Pertanyaan-pertanyaan itu muncul karena ia merasa salatnya
tak pernah ia persembahkan dengan sangat rela hanya untuk Allah saja. Biasanya
agar terlihat patuh saja di depan orang tuanya. Ia tak mau ayahnya yang galak
sampai harus ambil potongan selang di atas lemari untuk memaksanya salat. Ia
tahu kalau cambukan selang itu bisa jadi birat menyakitkan di pahanya.
Maka, pertanyaan: siapa
sebenarnya Allah itu? mulai muncul. Sebab, logikanya berkata, bagaimana
bisa ia salat—menyembah—mempersembahkan sesuatu—pada sesuatu yang belum
dikenalnya. Apalagi ia punya nenek kandung yang Kristen, yang sehari-harinya
tak perlu salat lima waktu, puasa, atau apa pun yang dilakukan seorang muslim
untuk bisa mendapat surga milik Allah.
Neneknya juga menyembah Allah, tapi pelafalannya saja yang
berbeda. Neneknya menyebut Allah sebagaimana ajaran alfabet di Indonesia.
Sementara ia dan seluruh keluarganya yang muslim, membaca Allah dengan tajwid.
Sebab ada tanda tasydid di atas huruf lam. Tapi semua keanehan yang
menggelisahkan batinnya itu masih ia tahan sendiri.
Imajinasi liarnya mulai membayangkan bentuk Allah. Dan sosok
Atok Zakwan—sepupu neneknya dari pihak ayah, yang tinggal di depan rumah
mereka—terpilih mewakili sosok imajiner Tuhan versi si bocah. Atok Zakwan
(sekarang mendiang) adalah pria gemuk yang sehari-harinya cuma pakai singlet
dan sarung duduk di teras depan rumahnya. Suaranya berat, jarang tertawa, dan
terlihat sangat wibawa. Mungkin sebab itu dia diam-diam menjadikan sosok Atok
Zakwan sebagai Tuhan yang mengambang-ambang di gelapnya jagat raya. Belakangan,
saat ia menemukan ayat lainnya, ia tahu bahwa Allah tidak berkelamin seperti
makhuk yang diciptakan-Nya.
Pertanyaan-pertanyaan itu merambat ke asal-mula Allah. Dan
si bocah malah jadi semakin pusing. Sebab orang tuanya hanya menjawab, “enggak
boleh membayangkan yang enggak-enggak tentang Allah. Kita harus mengimani-Nya.
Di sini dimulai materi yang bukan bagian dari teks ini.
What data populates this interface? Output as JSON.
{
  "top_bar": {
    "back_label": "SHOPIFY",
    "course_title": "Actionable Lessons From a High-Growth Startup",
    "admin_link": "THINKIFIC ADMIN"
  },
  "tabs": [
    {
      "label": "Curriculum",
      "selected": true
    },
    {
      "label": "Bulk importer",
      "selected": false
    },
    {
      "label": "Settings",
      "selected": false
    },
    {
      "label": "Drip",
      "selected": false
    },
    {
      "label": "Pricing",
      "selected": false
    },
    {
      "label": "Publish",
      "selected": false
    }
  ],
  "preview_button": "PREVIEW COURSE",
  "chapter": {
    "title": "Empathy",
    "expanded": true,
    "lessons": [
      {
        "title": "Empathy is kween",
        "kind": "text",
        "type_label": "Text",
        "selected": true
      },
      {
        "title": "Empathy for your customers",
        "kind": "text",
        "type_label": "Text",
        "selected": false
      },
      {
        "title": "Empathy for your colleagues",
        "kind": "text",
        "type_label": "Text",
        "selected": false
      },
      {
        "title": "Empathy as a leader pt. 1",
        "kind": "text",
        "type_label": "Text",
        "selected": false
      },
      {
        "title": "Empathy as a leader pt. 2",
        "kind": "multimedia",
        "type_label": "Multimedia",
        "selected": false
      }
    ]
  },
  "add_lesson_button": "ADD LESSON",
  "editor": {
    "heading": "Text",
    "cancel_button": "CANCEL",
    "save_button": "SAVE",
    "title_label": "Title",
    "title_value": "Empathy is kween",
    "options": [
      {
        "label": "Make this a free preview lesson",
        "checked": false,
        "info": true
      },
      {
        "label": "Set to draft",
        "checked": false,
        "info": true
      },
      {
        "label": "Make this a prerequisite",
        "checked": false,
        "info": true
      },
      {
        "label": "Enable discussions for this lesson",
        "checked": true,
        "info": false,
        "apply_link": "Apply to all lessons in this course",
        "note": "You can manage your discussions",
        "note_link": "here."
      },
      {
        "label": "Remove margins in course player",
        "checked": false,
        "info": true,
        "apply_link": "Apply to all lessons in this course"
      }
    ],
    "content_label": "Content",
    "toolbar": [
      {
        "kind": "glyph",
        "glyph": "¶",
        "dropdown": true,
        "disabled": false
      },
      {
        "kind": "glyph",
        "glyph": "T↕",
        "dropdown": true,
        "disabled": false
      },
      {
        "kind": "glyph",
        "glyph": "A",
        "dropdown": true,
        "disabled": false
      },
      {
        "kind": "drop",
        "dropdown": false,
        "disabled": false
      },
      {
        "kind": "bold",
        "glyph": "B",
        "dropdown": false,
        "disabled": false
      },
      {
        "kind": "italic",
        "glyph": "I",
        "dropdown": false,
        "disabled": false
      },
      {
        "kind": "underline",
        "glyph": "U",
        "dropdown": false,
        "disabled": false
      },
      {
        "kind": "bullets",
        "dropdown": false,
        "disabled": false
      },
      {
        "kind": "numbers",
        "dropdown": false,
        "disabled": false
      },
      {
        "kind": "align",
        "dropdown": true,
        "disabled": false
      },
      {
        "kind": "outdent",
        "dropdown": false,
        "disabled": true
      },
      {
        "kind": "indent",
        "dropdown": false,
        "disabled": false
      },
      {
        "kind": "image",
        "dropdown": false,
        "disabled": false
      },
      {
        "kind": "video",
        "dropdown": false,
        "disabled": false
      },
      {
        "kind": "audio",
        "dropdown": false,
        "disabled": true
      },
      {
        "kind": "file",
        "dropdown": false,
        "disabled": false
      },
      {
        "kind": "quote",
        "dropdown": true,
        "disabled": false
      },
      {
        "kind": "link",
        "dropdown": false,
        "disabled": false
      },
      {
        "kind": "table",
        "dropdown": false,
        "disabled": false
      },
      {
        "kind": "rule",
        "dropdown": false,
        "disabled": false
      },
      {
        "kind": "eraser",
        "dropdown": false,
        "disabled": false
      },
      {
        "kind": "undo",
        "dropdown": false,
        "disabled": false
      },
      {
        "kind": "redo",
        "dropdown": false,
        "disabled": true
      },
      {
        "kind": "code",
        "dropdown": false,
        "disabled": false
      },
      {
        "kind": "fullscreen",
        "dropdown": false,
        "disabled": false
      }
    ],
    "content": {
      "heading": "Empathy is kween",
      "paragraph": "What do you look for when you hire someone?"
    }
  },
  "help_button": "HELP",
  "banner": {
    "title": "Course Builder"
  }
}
Cuma Dia Tuhan semesta ini. Tidak beranak dan diperanakan,” saat ia akhirnya
berani mengeluarkan pertanyaan itu dari kepalanya. Bocah itu memang pernah
mendengar entah sebuah ayat di Al-Quran atau sebuah hadist, yang menjelaskan
bahwa Allah tidak beranak dan diperanakan.
Seiring waktu berjalan, dan pertanyaan-pertanyaannya terus
berkembang (misalnya, siapa Muhammad? Kenapa Islam yang rahmatan lil alamin?
Apakah benar orang Kristen yang paling banyak jumlahnya cuma bakal jadi kayu
bakar di neraka bersama kafir lainnya?), ia jadi jarang salat. Dan membuat
orang tua serta pakcik-makciknya harus merepet dulu untuk mengingatkannya
salat.
Di saat yang sama, si bocah terus belajar tentang Tuhan dan
agama. Ia membaca sejarah, kitab-kitab. Ia berusaha keras mengenal Allah, Tuhan
pertama yang ia kenal karena terlahir dari keluarga muslim.
Diam-diam, ia jadi jarang salat karena takut salatnya
hanyalah perbuatan riya. Itu jika Allah yang dikenalkan Islam padanya adalah
benar-benar Tuhan yang menciptakan dunia ini. Tapi kalau yang terjadi adalah
sebaliknya, maka ia tak mau melakukan hal yang sia-sia.
Tapi, dalam hati, ia juga berharap kalau Allah itu adalah
Tuhan yang memang harusnya ia sembah.
Sebab, tujuh tahun hidup dikelilingi orang-orang yang beriman pada-Nya, tentu
saja sudah cukup mengikat hati si bocah. Diam-diam, ia juga takut jadi kafir,
dan masuk neraka. Ia sadar, jika Tuhan memang ada, maka pikiran-pikiran ini tak
bisa disembunyikannya.
Tapi semua pikiran ini bisa disembunyikannya dari semua
orang terutama orang tuanya. Sebab, selain takut jadi kafir, si bocah alih-alih
lebih takut dimarahi ayah dan ibunya karena punya pikiran-pikiran ekstrem.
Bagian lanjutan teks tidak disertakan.